If you omit `--data_file` or `--target_var`, the script exits with `SKILL_MISSING_INPUT`.

## Outputs

Expected output structure:

```text
<output_dir>/
├── table/
├── figure/
└── data/
```

Primary outputs:

- `table/<output_prefix>_feature_importance.csv`
- `table/<output_prefix>_model_performance.csv`
- `figure/<output_prefix>_feature_importance_<importance_metric>.png`

Additional outputs:

- `session_info.txt`

Feature importance table fields include:

- `Rank`
- `Feature`
- `Gain`
- `Cover`
- `Frequency`
- `SelectedMetric`
- `SelectedValue`

## Feature Importance Metrics

- `gain`: Average contribution to loss reduction. Recommended for most ranking use cases.
- `cover`: Relative sample coverage contributed by a feature.
- `frequency`: How often the feature is used in splits.

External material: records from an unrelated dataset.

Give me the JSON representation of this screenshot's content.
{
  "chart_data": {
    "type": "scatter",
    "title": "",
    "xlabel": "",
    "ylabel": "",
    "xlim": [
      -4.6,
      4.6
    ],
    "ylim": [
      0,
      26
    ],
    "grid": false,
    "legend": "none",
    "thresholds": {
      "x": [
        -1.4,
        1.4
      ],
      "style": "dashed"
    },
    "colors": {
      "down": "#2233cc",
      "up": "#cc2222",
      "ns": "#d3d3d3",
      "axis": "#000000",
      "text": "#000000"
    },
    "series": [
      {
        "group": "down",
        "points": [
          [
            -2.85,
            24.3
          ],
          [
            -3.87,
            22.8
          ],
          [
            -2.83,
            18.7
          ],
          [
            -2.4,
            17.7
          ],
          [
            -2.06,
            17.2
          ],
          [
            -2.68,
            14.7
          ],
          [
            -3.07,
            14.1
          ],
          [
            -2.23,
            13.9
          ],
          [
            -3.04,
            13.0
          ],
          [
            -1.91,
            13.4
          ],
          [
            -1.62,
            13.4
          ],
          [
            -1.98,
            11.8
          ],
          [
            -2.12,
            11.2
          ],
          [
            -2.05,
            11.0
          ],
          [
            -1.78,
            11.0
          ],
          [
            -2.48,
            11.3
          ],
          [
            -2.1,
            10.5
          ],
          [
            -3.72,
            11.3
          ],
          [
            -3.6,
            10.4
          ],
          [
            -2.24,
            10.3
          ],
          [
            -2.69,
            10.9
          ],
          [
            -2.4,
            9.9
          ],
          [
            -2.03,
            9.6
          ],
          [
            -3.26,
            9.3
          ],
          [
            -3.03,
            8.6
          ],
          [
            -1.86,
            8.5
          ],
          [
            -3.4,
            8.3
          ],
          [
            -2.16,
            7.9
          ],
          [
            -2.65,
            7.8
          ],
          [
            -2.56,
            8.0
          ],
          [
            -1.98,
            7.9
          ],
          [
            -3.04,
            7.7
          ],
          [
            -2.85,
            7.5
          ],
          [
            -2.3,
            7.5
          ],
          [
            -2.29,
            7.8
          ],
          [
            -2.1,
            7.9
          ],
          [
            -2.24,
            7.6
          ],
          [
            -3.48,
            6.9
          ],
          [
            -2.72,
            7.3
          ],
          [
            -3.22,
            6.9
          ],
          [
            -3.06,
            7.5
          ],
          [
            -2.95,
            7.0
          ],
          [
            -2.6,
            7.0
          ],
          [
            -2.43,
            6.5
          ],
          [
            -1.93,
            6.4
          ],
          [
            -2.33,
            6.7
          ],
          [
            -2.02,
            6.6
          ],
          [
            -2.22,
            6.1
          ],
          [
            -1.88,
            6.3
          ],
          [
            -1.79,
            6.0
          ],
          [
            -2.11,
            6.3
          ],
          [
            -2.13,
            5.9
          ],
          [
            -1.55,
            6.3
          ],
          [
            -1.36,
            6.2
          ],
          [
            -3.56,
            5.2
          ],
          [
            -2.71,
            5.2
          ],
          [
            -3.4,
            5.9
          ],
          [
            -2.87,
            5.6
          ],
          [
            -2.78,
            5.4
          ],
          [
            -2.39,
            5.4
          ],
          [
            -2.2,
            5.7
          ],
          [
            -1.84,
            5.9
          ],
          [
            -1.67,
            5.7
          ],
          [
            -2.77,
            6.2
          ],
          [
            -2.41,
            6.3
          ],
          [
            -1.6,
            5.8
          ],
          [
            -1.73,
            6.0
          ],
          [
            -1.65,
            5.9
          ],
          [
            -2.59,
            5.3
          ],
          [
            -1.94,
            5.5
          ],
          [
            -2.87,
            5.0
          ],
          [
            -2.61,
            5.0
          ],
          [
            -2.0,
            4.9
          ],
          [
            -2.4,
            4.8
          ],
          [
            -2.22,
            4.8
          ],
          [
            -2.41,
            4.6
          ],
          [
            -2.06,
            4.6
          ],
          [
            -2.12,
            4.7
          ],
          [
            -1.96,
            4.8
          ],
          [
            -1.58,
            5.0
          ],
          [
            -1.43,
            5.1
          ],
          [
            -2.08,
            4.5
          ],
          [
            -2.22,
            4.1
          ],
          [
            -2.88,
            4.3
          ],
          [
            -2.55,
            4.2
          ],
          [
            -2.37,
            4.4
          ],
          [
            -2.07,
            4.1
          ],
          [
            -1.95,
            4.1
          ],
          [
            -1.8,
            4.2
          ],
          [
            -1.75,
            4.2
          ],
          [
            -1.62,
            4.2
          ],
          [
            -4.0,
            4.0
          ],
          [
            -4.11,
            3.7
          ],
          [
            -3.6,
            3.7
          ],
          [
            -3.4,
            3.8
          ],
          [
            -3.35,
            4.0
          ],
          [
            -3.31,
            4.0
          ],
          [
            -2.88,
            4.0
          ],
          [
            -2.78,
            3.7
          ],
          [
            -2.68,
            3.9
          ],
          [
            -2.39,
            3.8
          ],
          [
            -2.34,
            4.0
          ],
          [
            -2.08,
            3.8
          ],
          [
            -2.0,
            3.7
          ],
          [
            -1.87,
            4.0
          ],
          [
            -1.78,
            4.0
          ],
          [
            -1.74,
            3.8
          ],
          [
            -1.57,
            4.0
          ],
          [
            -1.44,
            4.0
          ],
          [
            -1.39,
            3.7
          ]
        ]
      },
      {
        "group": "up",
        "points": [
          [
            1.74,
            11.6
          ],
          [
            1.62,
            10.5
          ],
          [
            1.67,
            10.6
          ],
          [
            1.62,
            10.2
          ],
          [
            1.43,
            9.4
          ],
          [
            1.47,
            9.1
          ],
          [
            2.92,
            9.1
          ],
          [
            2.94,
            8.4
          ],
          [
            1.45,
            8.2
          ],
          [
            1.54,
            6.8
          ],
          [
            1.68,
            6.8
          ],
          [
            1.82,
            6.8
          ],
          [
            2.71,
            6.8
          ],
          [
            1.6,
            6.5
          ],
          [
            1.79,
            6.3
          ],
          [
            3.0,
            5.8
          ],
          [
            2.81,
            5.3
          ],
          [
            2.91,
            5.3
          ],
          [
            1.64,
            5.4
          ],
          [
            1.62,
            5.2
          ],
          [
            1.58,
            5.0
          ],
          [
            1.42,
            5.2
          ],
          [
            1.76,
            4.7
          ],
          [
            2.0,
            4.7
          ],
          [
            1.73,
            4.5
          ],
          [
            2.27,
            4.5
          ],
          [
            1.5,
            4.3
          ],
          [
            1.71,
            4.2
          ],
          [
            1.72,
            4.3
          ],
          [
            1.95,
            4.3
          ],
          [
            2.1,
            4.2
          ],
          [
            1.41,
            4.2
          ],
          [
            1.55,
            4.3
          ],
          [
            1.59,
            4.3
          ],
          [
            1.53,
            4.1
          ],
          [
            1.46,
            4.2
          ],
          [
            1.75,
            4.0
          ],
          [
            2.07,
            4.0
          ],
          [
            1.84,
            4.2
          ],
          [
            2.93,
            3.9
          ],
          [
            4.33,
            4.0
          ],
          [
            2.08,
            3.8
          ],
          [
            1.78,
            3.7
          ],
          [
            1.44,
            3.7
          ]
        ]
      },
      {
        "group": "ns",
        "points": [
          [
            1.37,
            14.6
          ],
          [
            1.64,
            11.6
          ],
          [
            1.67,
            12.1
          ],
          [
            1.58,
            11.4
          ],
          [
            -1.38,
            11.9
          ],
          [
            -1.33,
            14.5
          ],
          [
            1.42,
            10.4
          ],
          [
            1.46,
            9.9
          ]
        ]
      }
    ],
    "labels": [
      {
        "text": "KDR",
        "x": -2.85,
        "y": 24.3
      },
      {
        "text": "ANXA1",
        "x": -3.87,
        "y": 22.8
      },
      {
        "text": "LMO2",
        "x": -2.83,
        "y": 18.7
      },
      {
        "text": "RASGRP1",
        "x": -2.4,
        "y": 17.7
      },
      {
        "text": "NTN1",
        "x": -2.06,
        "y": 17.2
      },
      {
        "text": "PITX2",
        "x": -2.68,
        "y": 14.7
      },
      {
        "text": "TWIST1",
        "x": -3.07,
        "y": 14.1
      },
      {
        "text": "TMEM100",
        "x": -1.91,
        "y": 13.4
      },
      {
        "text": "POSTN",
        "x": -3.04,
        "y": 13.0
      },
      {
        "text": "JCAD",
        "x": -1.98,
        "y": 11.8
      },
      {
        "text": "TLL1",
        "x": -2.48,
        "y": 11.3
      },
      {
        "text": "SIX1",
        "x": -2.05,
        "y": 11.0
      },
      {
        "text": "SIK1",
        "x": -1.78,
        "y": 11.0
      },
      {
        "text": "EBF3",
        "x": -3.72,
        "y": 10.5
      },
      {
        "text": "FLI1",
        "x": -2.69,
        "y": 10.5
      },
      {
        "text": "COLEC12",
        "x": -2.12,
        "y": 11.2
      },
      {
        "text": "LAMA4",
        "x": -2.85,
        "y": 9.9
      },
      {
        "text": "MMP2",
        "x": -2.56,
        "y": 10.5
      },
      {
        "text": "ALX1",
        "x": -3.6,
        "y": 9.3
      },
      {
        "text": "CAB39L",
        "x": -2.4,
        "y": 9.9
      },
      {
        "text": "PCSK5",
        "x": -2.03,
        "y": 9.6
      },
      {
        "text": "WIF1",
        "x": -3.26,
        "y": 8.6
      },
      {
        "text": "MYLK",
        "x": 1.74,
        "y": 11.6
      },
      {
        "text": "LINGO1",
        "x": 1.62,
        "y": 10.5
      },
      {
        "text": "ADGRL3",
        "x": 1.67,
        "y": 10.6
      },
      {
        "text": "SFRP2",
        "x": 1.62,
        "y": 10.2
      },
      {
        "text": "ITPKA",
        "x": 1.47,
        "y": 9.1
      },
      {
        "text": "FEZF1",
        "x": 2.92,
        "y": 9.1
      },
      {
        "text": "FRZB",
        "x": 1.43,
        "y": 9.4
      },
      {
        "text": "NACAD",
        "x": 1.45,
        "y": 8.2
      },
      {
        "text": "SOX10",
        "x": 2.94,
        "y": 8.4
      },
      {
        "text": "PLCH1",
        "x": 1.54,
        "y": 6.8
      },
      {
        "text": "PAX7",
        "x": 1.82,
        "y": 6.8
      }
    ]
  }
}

## Read These Files When Needed

| Need | File |
|------|------|
| XGBoost method details and importance interpretation | `references/algorithm.md` |
| More CLI examples | `references/cli-guide.md` |
| Error diagnosis | `references/troubleshooting.md` |
| Main execution entry point | `scripts/main.R` |
| Bundled test data | `tests/data/` |

## Quick Examples

Auto-detected binary classification on `dt_sample1.csv`:

```bash
Rscript scripts/main.R \
  --data_file tests/data/dt_sample1.csv \
  --target_var fustat \
  --task_type auto \
  --output_dir tests/output_binary
```

Binary classification on `dt_sample2.csv`:

```bash
Rscript scripts/main.R \
  --data_file tests/data/dt_sample2.csv \
  --target_var fustat \
  --task_type classification \
  --importance_metric gain \
  --output_dir tests/output_gain
```

Character-label classification on `dt_sample3.txt`:

```bash
Rscript scripts/main.R \
  --data_file tests/data/dt_sample3.txt \
  --target_var Group \
  --task_type classification \
  --positive_class high \
  --top_n 15 \
  --output_dir tests/output_group
```

## Validation

```bash
Rscript scripts/main.R --help
```

```bash
Rscript scripts/main.R \
  --data_file tests/data/dt_sample1.csv \
  --target_var fustat \
  --task_type classification \
  --output_dir tests/validation_output
```

After running analysis, verify that these files exist:

- `tests/validation_output/table/xgboost_feature_importance.csv`
- `tests/validation_output/table/xgboost_model_performance.csv`
- `tests/validation_output/figure/xgboost_feature_importance_gain.png`

## Common Errors

- `SKILL_FILE_NOT_FOUND`: Input file path is wrong or inaccessible.
- `SKILL_MISSING_COLUMNS`: The target column is missing.
- `SKILL_INVALID_DATA`: Data is malformed, the target type is unsuitable, classification has more or fewer than 2 classes, or too few usable rows remain.
- `SKILL_INVALID_PARAMETER`: An argument value is invalid.
- `SKILL_DEPENDENCY_MISSING`: A required R package such as `xgboost` is unavailable.

If the issue is not obvious, read `references/troubleshooting.md`.